Multiview clustering has received great attention and numerous subspace clustering algorithms for multiview data have been presented. However, most of these algorithms do not effectively handle high-dimensional data and fail to exploit consistency for the number of the connected components in similarity matrices for different views. In this article, we propose a novel consistency-induced multiview subspace clustering (CiMSC) to tackle these issues, which is mainly composed of structural consistency (SC) and sample assignment consistency (SAC). To be specific, SC aims to learn a similarity matrix for each single view wherein the number of connected components equals to the cluster number of the dataset. SAC aims to minimize the discrepancy for the number of connected components in similarity matrices from different views based on the SAC assumption, that is, different views should produce the same number of connected components in similarity matrices. CiMSC also formulates cluster indicator matrices for different views, and shared similarity matrices simultaneously in an optimization framework.
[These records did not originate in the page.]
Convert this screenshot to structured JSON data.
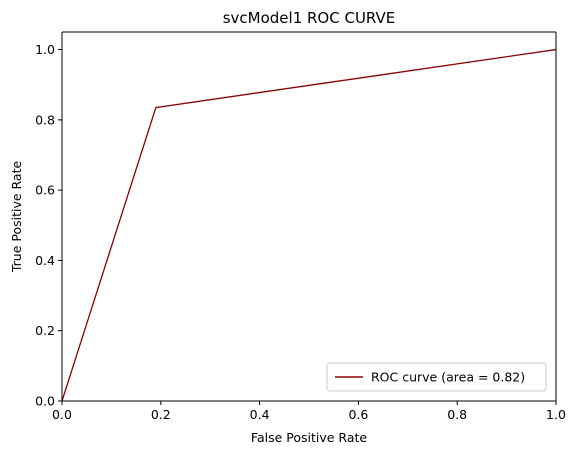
{
  "chart_data": {
    "type": "line",
    "title": "svcModel1 ROC CURVE",
    "xlabel": "False Positive Rate",
    "ylabel": "True Positive Rate",
    "xlim": [
      0.0,
      1.0
    ],
    "ylim": [
      0.0,
      1.05
    ],
    "x_ticks": [
      "0.0",
      "0.2",
      "0.4",
      "0.6",
      "0.8",
      "1.0"
    ],
    "y_ticks": [
      "0.0",
      "0.2",
      "0.4",
      "0.6",
      "0.8",
      "1.0"
    ],
    "grid": false,
    "legend_position": "lower-right",
    "series": [
      {
        "name": "ROC curve (area = 0.82)",
        "color": "#8b0000",
        "x": [
          0.0,
          0.19,
          1.0
        ],
        "y": [
          0.0,
          0.835,
          1.0
        ]
      }
    ]
  }
}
Since each column of similarity matrix can be used as a new representation of the data point, CiMSC can learn an effective subspace representation for the high-dimensional data, which is encoded into the latent representation by reconstruction in a nonlinear manner. We employ an alternating optimization scheme to solve the optimization problem. Experiments validate the advantage of CiMSC over 12 state-of-the-art multiview clustering approaches, for example, the accuracy of CiMSC is 98.06% on the BBCSport dataset.
多视图聚类受到了广泛关注,并且已经提出了许多用于多视图数据的子空间聚类算法。然而,这些算法中的大多数都不能有效地处理高维数据,并且无法利用不同视图相似性矩阵中连通分量数量的一致性。在本文中,我们提出了一种新颖的一致性诱导多视图子空间聚类(CiMSC)来解决这些问题,它主要由结构一致性(SC)和样本分配一致性(SAC)组成。具体而言,SC旨在为每个单视图学习一个相似性矩阵,其中连通分量的数量等于数据集的聚类数。SAC旨在基于SAC假设最小化不同视图相似性矩阵中连通分量数量的差异,即不同视图在相似性矩阵中应产生相同数量的连通分量。CiMSC还在一个优化框架中同时为不同视图制定聚类指示矩阵和共享相似性矩阵。由于相似性矩阵的每一列都可以用作数据点的新表示,CiMSC可以为高维数据学习一种有效的子空间表示,该表示通过非线性重建被编码到潜在表示中。我们采用交替优化方案来解决优化问题。实验验证了CiMSC相对于12种先进的多视图聚类方法的优势,例如,在BBCSport数据集上CiMSC的准确率为98.06%。